15 points total for the homework

Problem 1 - 3 pts

The p value represents the probability of the observed data (or more extreme data), assuming the null hypothesis is true.

Problem 2

part A - 2pts

foots <- read.table("https://stats.are-awesome.com/datasets/american_feet.txt", header=TRUE)
library(ggplot2)

thePlot <- ggplot(foots, aes(x=height, y=foot_length)) +
  labs(x="height(cm)",
       y="foot length(cm)",
       title="foot length by height in simulated americans") + 
  geom_point() 

thePlot +  
  stat_smooth(method="lm") + 
  theme_bw(18)

## `geom_smooth()` using formula = 'y ~ x'

part B - 2pts

cors <- numeric(10000)
for(each in 1:10000){
  cors[each] <- abs(cor(foots$height, sample(foots$foot_length)))
}

part C - 1pt

## ggplot demands a dataframe, so we first change our vector into a dataframe
cors <- as.data.frame(cors)

ggplot(cors, aes(x=cors)) + 
  geom_histogram(color="white") + 
  labs(x="absolute value of correlation coefficient",
       title="test statistics from 10,000 iterations") + 
  theme_bw(18)

## `stat_bin()` using `bins = 30`. Pick better value with `binwidth`.

part D - 1pt

original.cor <- abs(cor(foots$foot_length, foots$height))
original.cor

## [1] 0.4776426

part E - 1pt

sum(cors>=original.cor) / length(cors)

## [1] 0

part F - 2pts

Our set of 10,000 reshuffled vectors represented the null hypothesis in which there was no systematic relationship between height and foot length. None of the test statistics computed on reshuffled data was as extreme as our observed test statistic on the unshuffled data. Thus, we should reject the null hypothesis and conclude that there is a relationship between the two variables.

Problem 3

3 points

In parametric statistics, the null hypothesis is specified by hypothetical mathematical distributions of test statistics (e.g. the F-distribution), and estimating the tail probability of an observed test statistic with respect to the null distribution. Since the mathematical distribution is defined from -∞ to ∞, the tail probability of any observed test statistic will be non-zero, no matter how extreme. So, a p-value of zero is not possible.
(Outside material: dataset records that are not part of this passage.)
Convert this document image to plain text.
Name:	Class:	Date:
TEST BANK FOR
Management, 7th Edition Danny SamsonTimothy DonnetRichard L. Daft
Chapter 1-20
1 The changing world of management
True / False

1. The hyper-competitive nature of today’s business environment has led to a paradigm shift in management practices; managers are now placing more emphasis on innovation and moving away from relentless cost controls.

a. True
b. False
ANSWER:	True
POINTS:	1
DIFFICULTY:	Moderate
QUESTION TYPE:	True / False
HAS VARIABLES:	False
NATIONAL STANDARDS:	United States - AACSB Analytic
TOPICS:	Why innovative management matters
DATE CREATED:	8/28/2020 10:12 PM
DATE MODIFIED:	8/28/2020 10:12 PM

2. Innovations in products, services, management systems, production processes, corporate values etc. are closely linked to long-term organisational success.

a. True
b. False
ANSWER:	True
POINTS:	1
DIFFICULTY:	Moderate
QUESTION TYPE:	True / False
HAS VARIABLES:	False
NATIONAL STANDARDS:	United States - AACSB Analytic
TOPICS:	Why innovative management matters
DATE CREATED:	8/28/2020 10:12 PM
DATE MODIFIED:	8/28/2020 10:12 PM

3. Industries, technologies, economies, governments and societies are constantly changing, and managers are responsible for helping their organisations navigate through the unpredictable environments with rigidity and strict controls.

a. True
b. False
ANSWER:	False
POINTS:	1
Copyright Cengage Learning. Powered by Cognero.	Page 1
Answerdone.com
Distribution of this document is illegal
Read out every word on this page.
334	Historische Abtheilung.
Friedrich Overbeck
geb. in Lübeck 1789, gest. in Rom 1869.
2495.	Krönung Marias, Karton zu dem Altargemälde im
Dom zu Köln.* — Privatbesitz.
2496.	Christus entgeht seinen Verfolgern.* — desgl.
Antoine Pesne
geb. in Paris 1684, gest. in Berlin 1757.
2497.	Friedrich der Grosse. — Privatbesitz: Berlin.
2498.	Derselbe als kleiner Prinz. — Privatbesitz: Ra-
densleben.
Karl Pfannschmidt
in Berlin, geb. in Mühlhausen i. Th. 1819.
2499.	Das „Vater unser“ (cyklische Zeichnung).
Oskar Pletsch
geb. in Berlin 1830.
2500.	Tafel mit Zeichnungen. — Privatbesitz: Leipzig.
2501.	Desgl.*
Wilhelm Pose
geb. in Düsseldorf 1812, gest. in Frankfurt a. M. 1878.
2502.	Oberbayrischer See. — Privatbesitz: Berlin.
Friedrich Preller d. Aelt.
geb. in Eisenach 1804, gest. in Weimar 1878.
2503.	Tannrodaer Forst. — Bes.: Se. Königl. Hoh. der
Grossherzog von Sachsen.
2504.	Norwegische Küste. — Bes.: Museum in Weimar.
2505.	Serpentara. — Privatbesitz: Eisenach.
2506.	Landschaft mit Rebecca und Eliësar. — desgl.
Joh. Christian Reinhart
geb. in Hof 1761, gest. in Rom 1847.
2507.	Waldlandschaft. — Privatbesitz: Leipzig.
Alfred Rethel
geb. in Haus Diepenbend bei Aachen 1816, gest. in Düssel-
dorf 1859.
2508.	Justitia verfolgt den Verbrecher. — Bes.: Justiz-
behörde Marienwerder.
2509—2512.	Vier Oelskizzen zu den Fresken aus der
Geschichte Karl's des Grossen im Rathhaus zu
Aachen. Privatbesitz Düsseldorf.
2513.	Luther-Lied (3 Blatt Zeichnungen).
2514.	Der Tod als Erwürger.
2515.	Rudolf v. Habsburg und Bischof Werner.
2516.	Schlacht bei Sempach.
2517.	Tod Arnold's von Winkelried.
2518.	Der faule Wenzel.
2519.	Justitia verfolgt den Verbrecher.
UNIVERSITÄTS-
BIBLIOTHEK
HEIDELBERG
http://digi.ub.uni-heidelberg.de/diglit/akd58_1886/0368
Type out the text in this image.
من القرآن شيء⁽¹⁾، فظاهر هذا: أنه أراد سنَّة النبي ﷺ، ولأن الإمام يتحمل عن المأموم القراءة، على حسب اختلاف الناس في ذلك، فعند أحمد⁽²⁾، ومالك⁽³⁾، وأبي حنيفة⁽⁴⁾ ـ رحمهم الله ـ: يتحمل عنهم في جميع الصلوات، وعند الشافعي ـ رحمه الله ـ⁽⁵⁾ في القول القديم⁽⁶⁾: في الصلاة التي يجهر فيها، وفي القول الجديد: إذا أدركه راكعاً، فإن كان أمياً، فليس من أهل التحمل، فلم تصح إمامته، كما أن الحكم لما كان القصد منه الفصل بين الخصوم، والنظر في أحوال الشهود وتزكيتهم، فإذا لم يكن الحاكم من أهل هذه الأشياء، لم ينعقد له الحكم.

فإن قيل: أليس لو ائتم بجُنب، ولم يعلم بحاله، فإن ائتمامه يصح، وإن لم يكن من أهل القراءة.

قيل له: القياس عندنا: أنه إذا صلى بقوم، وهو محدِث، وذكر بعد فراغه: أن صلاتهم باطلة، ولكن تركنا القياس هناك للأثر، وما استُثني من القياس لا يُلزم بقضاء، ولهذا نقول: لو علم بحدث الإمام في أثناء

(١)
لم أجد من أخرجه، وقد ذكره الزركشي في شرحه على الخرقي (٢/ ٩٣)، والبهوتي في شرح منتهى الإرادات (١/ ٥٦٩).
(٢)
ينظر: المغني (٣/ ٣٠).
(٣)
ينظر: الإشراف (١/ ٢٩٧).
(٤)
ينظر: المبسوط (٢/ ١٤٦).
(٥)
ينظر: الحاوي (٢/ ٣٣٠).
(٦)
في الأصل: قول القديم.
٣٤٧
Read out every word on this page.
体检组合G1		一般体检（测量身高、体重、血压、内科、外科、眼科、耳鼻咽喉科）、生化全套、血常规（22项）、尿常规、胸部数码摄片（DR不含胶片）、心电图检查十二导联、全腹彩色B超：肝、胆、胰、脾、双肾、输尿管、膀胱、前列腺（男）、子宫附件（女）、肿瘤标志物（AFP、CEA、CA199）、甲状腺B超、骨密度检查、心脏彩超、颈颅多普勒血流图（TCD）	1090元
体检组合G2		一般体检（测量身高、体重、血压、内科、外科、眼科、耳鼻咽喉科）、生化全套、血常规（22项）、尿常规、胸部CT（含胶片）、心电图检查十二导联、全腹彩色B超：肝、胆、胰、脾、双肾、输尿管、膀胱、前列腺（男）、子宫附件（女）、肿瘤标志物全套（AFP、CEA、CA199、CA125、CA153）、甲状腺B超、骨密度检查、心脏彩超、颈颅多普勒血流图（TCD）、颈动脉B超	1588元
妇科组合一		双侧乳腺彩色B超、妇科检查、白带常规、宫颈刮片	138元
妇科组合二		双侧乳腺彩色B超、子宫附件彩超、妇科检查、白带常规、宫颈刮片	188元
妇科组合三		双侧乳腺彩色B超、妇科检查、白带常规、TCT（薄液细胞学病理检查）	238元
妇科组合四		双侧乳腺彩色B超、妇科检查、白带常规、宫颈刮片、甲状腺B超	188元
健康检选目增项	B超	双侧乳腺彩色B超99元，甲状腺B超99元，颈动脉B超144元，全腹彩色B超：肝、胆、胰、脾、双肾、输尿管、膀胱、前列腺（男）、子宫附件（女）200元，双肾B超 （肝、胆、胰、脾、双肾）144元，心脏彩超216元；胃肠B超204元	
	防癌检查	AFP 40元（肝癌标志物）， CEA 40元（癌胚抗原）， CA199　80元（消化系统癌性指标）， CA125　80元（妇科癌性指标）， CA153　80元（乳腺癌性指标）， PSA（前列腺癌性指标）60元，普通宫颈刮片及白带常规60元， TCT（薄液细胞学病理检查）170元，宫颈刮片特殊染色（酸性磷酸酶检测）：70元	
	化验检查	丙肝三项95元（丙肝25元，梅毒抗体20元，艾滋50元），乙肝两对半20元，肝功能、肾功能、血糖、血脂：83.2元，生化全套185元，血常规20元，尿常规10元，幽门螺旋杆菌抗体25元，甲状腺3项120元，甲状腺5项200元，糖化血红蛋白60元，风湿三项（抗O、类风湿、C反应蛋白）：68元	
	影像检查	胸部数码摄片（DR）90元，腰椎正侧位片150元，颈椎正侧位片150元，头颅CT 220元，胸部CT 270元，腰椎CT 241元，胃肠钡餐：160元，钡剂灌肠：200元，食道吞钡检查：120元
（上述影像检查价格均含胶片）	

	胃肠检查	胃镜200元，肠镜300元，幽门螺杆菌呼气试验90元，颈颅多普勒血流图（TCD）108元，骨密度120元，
In Monte Carlo statistics, the null hypothesis is specified by randomizing the dataset. Since the null distribution is estimated in this way, there are only a finite number of ways to re-shuffle the dataset. It is possible that none of the reshufflings will be as extreme as the observed test statistic resulting in a p-value of zero. Keep in mind that as additional data are collected, then the null distribution will change.